Figure 5: Surface density distribution of the globular cluster candidates with respect to the dwarf galaxies. Errors are based on Poisson statistics.

Figure 6: Surface density of the globular cluster candidates (background-corrected) with respect to the Fornax Cluster center (NGC 1399) grouped according to its angular distance from it (less than or greater than 80$^\prime$). Dotted circles correspond to the nucleated dEs, open triangles to the non-nucleated dEs and filled squares to all the dE galaxies. Errors are based on Poisson statistics.

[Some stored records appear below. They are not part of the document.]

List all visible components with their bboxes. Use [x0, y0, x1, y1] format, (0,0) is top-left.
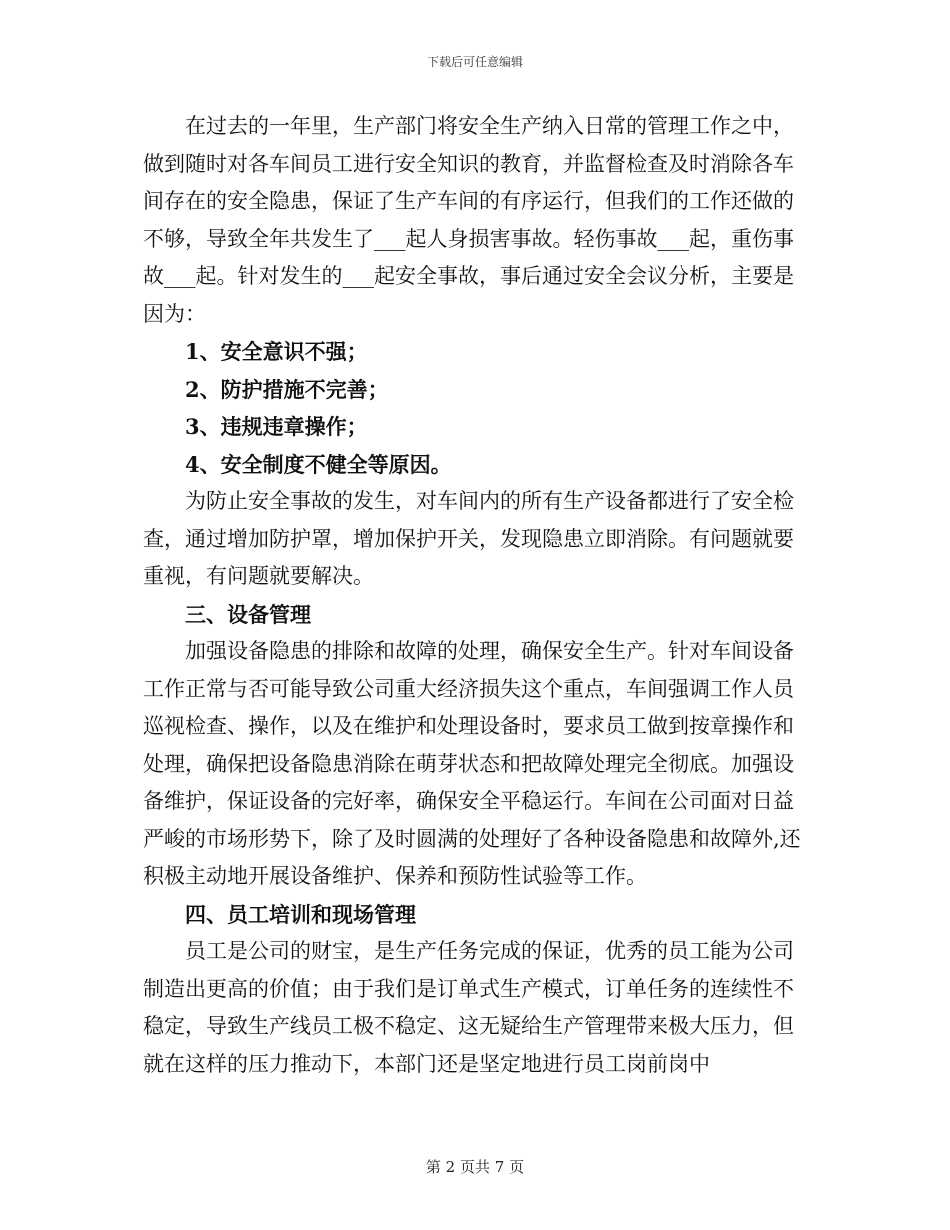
- list-item-1: 1、安全意识不强；: [185, 339, 368, 364]
- paragraph-equipment: 加强设备隐患的排除和故障的处理，确保安全生产。针对车间设备工作正常与否可能导致公司重大经济损失这个重点，车间强调工作人员巡视检查、操作，以及在维护和处理设备时，要求员工做到按章操作和处理，确保把设备隐患消除在萌芽状态和把故障处理完全彻底。加强设备维护，保证设备的完好率，确保安全平稳运行。车间在公司面对日益严峻的市场形势下，除了及时圆满的处理好了各种设备隐患和故障外,还积极主动地开展设备维护、保养和预防性试验等工作。: [143, 639, 801, 888]
- list-item-4: 4、安全制度不健全等原因。: [185, 451, 452, 477]
- document-body: [143, 108, 807, 1083]
- section-heading-training: 四、员工培训和现场管理: [185, 901, 416, 927]
- paragraph-safety-summary: 在过去的一年里，生产部门将安全生产纳入日常的管理工作之中，做到随时对各车间员工进行安全知识的教育，并监督检查及时消除各车间存在的安全隐患，保证了生产车间的有序运行，但我们的工作还做的不够，导致全年共发生了___起人身损害事故。轻伤事故___起，重伤事故___起。针对发生的___起安全事故，事后通过安全会议分析，主要是因为：: [143, 114, 794, 326]
- section-heading-equipment: 三、设备管理: [185, 601, 311, 627]
- list-item-3: 3、违规违章操作；: [185, 414, 368, 439]
- paragraph-training: 员工是公司的财宝，是生产任务完成的保证，优秀的员工能为公司制造出更高的价值；由于我们是订单式生产模式，订单任务的连续性不稳定，导致生产线员工极不稳定、这无疑给生产管理带来极大压力，但就在这样的压力推动下，本部门还是坚定地进行员工岗前岗中: [143, 939, 794, 1076]
- list-item-2: 2、防护措施不完善；: [185, 376, 389, 402]
- page-header: 下载后可任意编辑: [426, 55, 523, 69]
- paragraph-prevention: 为防止安全事故的发生，对车间内的所有生产设备都进行了安全检查，通过增加防护罩，增加保护开关，发现隐患立即消除。有问题就要重视，有问题就要解决。: [143, 489, 794, 588]
- page-footer: 第 2 页共 7 页: [425, 1158, 525, 1176]
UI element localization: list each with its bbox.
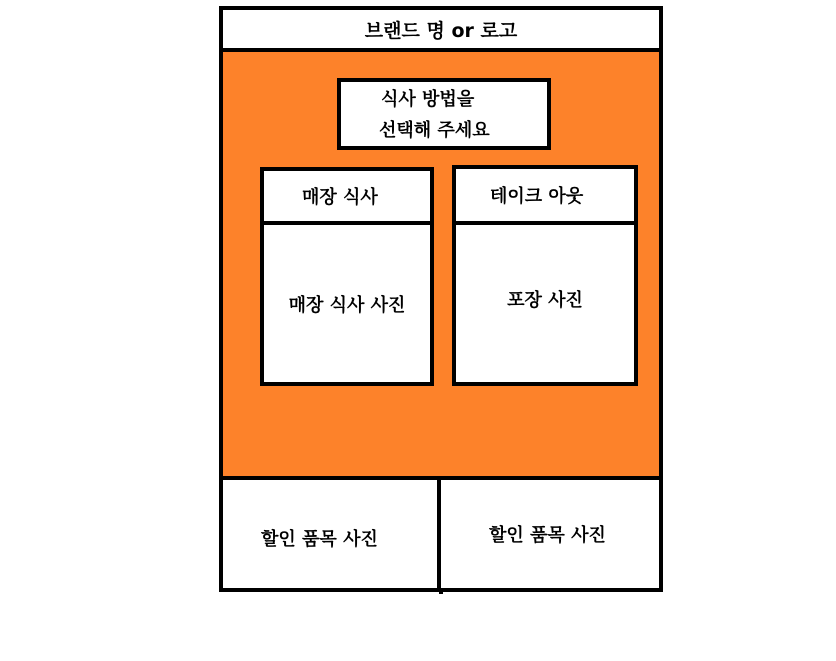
prompt-line-2: 선택해 주세요 bbox=[379, 120, 490, 141]
divider-tail bbox=[439, 590, 443, 594]
takeout-title: 테이크 아웃 bbox=[456, 169, 634, 225]
order-type-section bbox=[223, 52, 659, 480]
takeout-button[interactable] bbox=[452, 165, 638, 386]
dine-in-button[interactable] bbox=[260, 167, 434, 386]
dine-in-title: 매장 식사 bbox=[264, 171, 430, 225]
brand-logo-text: 브랜드 명 or 로고 bbox=[364, 19, 518, 42]
kiosk-screen bbox=[219, 6, 663, 592]
order-type-prompt bbox=[337, 78, 551, 150]
takeout-photo: 포장 사진 bbox=[507, 289, 583, 311]
promo-banner-left[interactable] bbox=[223, 480, 441, 588]
dine-in-photo: 매장 식사 사진 bbox=[288, 294, 406, 316]
promo-label-right: 할인 품목 사진 bbox=[489, 525, 606, 546]
promo-label-left: 할인 품목 사진 bbox=[261, 529, 378, 550]
prompt-line-1: 식사 방법을 bbox=[381, 89, 475, 110]
promo-banner-right[interactable] bbox=[441, 480, 659, 588]
brand-header bbox=[223, 10, 659, 52]
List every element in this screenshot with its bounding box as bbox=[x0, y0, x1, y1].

3.3.2 Distribution with respect to the cluster center

Finally, we studied the surface density of the potential globular clusters but now vs. the distance to the center of the Fornax Cluster, more precisely to NGC 1399 (Fig. 6). As the number of globular cluster candidates is small, we consider them in two separate groups to reinforce the statistic: the globular clusters located nearer than 80$^\prime$ from NGC 1399 and those between 80$^\prime$ and 160$^\prime$ from it. The surface densities of globulars were calculated as the number of clusters (background-corrected) around the dwarfs corresponding to each group, divided by the total surveyed area in each case. We have excluded the two dwarf galaxies more distant from the center, at more than $2~\hbox{$.\!\!^\circ$ }5$: that is FCC 76 and FCC 314. FCC 76 has probably underwent recent star-formation (Cellone et al. 1994) while FCC 314 is seen projected on to a background cluster of galaxies, so both of them could led to misleading results for the distribution of globular cluster candidates with respect to the cluster center. Although the statistical noise is relatively large, the results show that the globular clusters located closer to the cluster center have a higher projected density than the ones located farther than 80$^\prime$, which seem to be approaching to zero density. As the $S_{\rm N}$ values for nucleated dEs are higher than for non-nucleated dEs (Miller et al. 1998a), we also estimate separately the surface density of the globular cluster candidates around dwarfs with nucleus and without it. They are included in Fig. 6 and show no difference between them or with the results for all the dEs together.